By Beth Sullivan
What a great time of year this is! So many things to look at; So many directions to go in. Those of us who are naturalists by profession or passion can get easily distracted when out in the field at this time of year. There is just too much to pay attention to.
Almost everyone watches birds to some degree or another. I think I have been fascinated by them since my first pet parakeet back when I was a toddler. But there are varying degrees of watching birds, and then there are birders. Sometimes a bird watcher progresses to become a birder, sometimes the line is blurred.
|Drinking, bathing, or just splashing, this Yellow-rump warbler was clearly enjoying itself. Photograph by Dennis Main.|
I consider myself a watcher more than anything. I love watching the behavior of even the commonest little backyard Chickadee. I am quite content just keeping track of the birds that have become familiar to me in my area. However, when I have the opportunity to vacation in a spot I have never been before, I become a Birder-checking my lists, trying to study what I might encounter, and enjoying ticking off new species. I do not have a personal life list, or at least not one that is up-to-date and comprehensive. And with aging brain cells, I often forget what I may have encountered on a long ago vacation.
|Common Mallards are easy to observe, and family groups are a joy to watch.|
But watching, understanding, and deciphering birds is something you do not forget. It happens daily; it becomes part of everything I do-Just paying attention and keeping my eyes open.

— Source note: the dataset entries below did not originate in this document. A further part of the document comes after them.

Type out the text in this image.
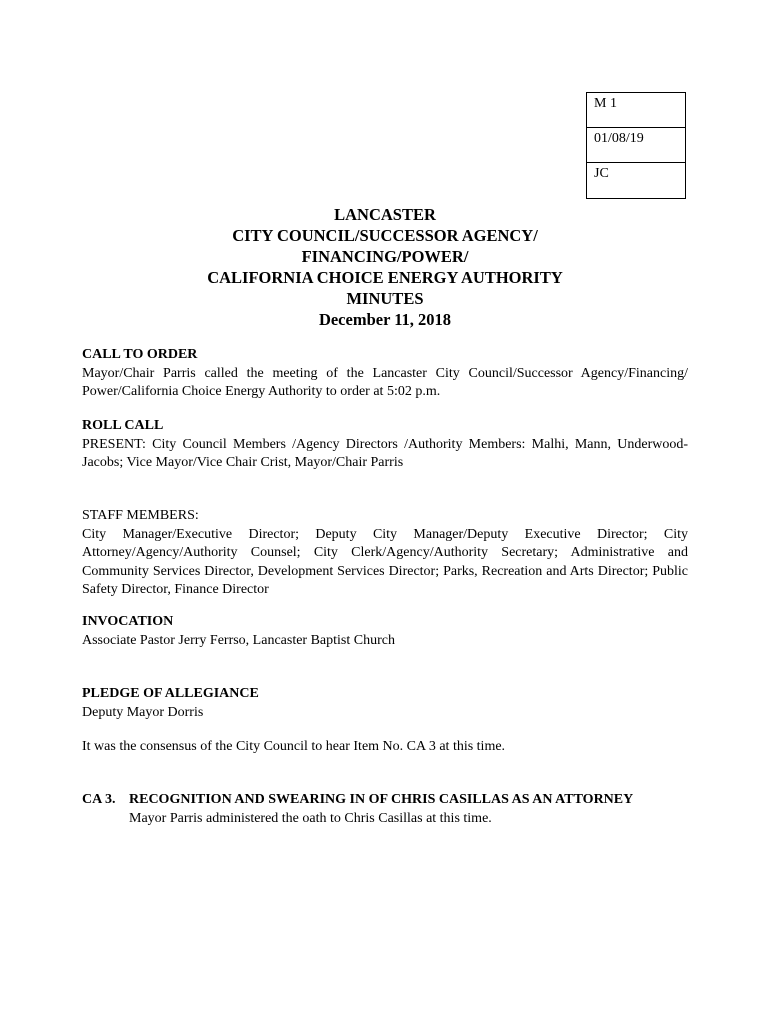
M 1
01/08/19
JC
LANCASTER
CITY COUNCIL/SUCCESSOR AGENCY/
FINANCING/POWER/
CALIFORNIA CHOICE ENERGY AUTHORITY
MINUTES
December 11, 2018
CALL TO ORDER
Mayor/Chair Parris called the meeting of the Lancaster City Council/Successor Agency/Financing/ Power/California Choice Energy Authority to order at 5:02 p.m.
ROLL CALL
PRESENT: City Council Members /Agency Directors /Authority Members: Malhi, Mann, Underwood-Jacobs; Vice Mayor/Vice Chair Crist, Mayor/Chair Parris
STAFF MEMBERS:
City Manager/Executive Director; Deputy City Manager/Deputy Executive Director; City Attorney/Agency/Authority Counsel; City Clerk/Agency/Authority Secretary; Administrative and Community Services Director, Development Services Director; Parks, Recreation and Arts Director; Public Safety Director, Finance Director
INVOCATION
Associate Pastor Jerry Ferrso, Lancaster Baptist Church
PLEDGE OF ALLEGIANCE
Deputy Mayor Dorris
It was the consensus of the City Council to hear Item No. CA 3 at this time.
CA 3. RECOGNITION AND SWEARING IN OF CHRIS CASILLAS AS AN ATTORNEY
Mayor Parris administered the oath to Chris Casillas at this time.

|The simplest behavior, such as lifting a head in song, can be so beautiful to watch.|
Observations from this spring
Last spring, with many small Winter Moth caterpillars devouring my ornamental cherry tree and crab apples, I noted tons of birds in those trees. I had gorgeous Indigo Buntings glowing blue against the pink blossoms. There were Goldfinches, Baltimore Orioles, and Scarlet Tanagers all adding to the amazing color. They ate well, but there were few flowers due to the caterpillars. This year there were fewer caterpillars. The trees were beautiful, but there were far fewer birds for me to enjoy out the kitchen window. With caterpillars under control or absent, blossoms were pollinated, and the birds went elsewhere. But I also know that there will be more fruit on these trees for the birds of fall and winter to enjoy.

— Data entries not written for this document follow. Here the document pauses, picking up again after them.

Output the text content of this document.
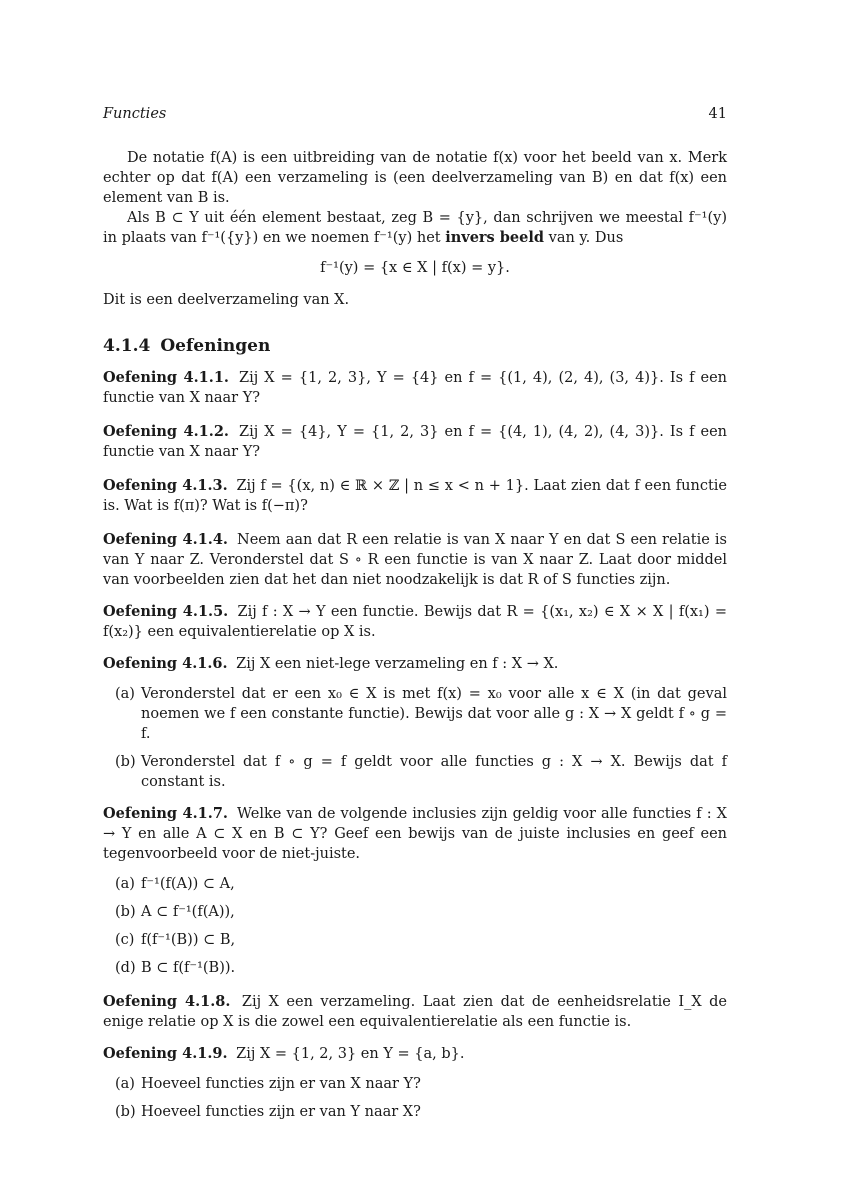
Functies	41

De notatie f(A) is een uitbreiding van de notatie f(x) voor het beeld van x. Merk echter op dat f(A) een verzameling is (een deelverzameling van B) en dat f(x) een element van B is.

Als B ⊂ Y uit één element bestaat, zeg B = {y}, dan schrijven we meestal f⁻¹(y) in plaats van f⁻¹({y}) en we noemen f⁻¹(y) het invers beeld van y. Dus

f⁻¹(y) = {x ∈ X | f(x) = y}.

Dit is een deelverzameling van X.

4.1.4 Oefeningen

Oefening 4.1.1. Zij X = {1, 2, 3}, Y = {4} en f = {(1, 4), (2, 4), (3, 4)}. Is f een functie van X naar Y?

Oefening 4.1.2. Zij X = {4}, Y = {1, 2, 3} en f = {(4, 1), (4, 2), (4, 3)}. Is f een functie van X naar Y?

Oefening 4.1.3. Zij f = {(x, n) ∈ ℝ × ℤ | n ≤ x < n + 1}. Laat zien dat f een functie is. Wat is f(π)? Wat is f(−π)?

Oefening 4.1.4. Neem aan dat R een relatie is van X naar Y en dat S een relatie is van Y naar Z. Veronderstel dat S ∘ R een functie is van X naar Z. Laat door middel van voorbeelden zien dat het dan niet noodzakelijk is dat R of S functies zijn.

Oefening 4.1.5. Zij f : X → Y een functie. Bewijs dat R = {(x₁, x₂) ∈ X × X | f(x₁) = f(x₂)} een equivalentierelatie op X is.

Oefening 4.1.6. Zij X een niet-lege verzameling en f : X → X.

(a) Veronderstel dat er een x₀ ∈ X is met f(x) = x₀ voor alle x ∈ X (in dat geval noemen we f een constante functie). Bewijs dat voor alle g : X → X geldt f ∘ g = f.
(b) Veronderstel dat f ∘ g = f geldt voor alle functies g : X → X. Bewijs dat f constant is.

Oefening 4.1.7. Welke van de volgende inclusies zijn geldig voor alle functies f : X → Y en alle A ⊂ X en B ⊂ Y? Geef een bewijs van de juiste inclusies en geef een tegenvoorbeeld voor de niet-juiste.

(a) f⁻¹(f(A)) ⊂ A,
(b) A ⊂ f⁻¹(f(A)),
(c) f(f⁻¹(B)) ⊂ B,
(d) B ⊂ f(f⁻¹(B)).

Oefening 4.1.8. Zij X een verzameling. Laat zien dat de eenheidsrelatie I_X de enige relatie op X is die zowel een equivalentierelatie als een functie is.

Oefening 4.1.9. Zij X = {1, 2, 3} en Y = {a, b}.

(a) Hoeveel functies zijn er van X naar Y?
(b) Hoeveel functies zijn er van Y naar X?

|These Orioles landed by a garden pond and played together for almost an hour.|
I admire the adaptability of birds. The Robins, Catbirds and Cardinals that seem to enjoy nesting close to the house. I watched a Robin frantically creating her nest outside a window, at eye level in an open Rhododendron bush. I enjoyed her technique for weaving grasses, and adding her mud. Then she tamped it all down with her feet and nestled her body into the cup to create a perfect fit, and there she sat. I was careful not to make sudden noises or to turn the light on at night. She was very tolerant. Then, one day, she was just gone. She left behind nothing; no eggs. I was so sad. Later that same day, I watched a Crow walk slowly along the gutter line of my roof, then peering down very deliberately into the bushes at the foundation below. I could easily understand how it could have walked right along, spying the mother Robin and dropping down to scare her off and destroy her eggs.
|This Robin spent days perfecting her nest, only to be scared off by a Crow.|
Now I watch as a Cardinal pair works to make a nest close to the same area, but they have chosen a very dense evergreen and are quite hidden from view. Their courting is lovely to watch as they sit together, sing to each other, and he frequently feeds her gently. I hope they succeed.
|Hopefully the dense evergreen cover will protect this Cardinal from the eyes of the Crow.|
The Crows, on the other hand, have been really noisy through the earlier part of spring. They declared territory and had gang wars with each other and Bluejays. However, now that they are guarding their nests and may have young, they are far quieter, and far more cautious about advertising their locations. Smart birds. I raised a Crow once; their intelligence and personalities are so amazing. I would have enjoyed watching that crow for years and been happy with nothing more exotic.
|Crows are super smart and fun to interact with, but are awful nest predators.|
As the season progresses, take some time to just watch the birds around you. Get to know their habits and personalities. The experience will last longer than a quick spotting and a check on a list.
Photographs by Beth Sullivan unless otherwise indicated.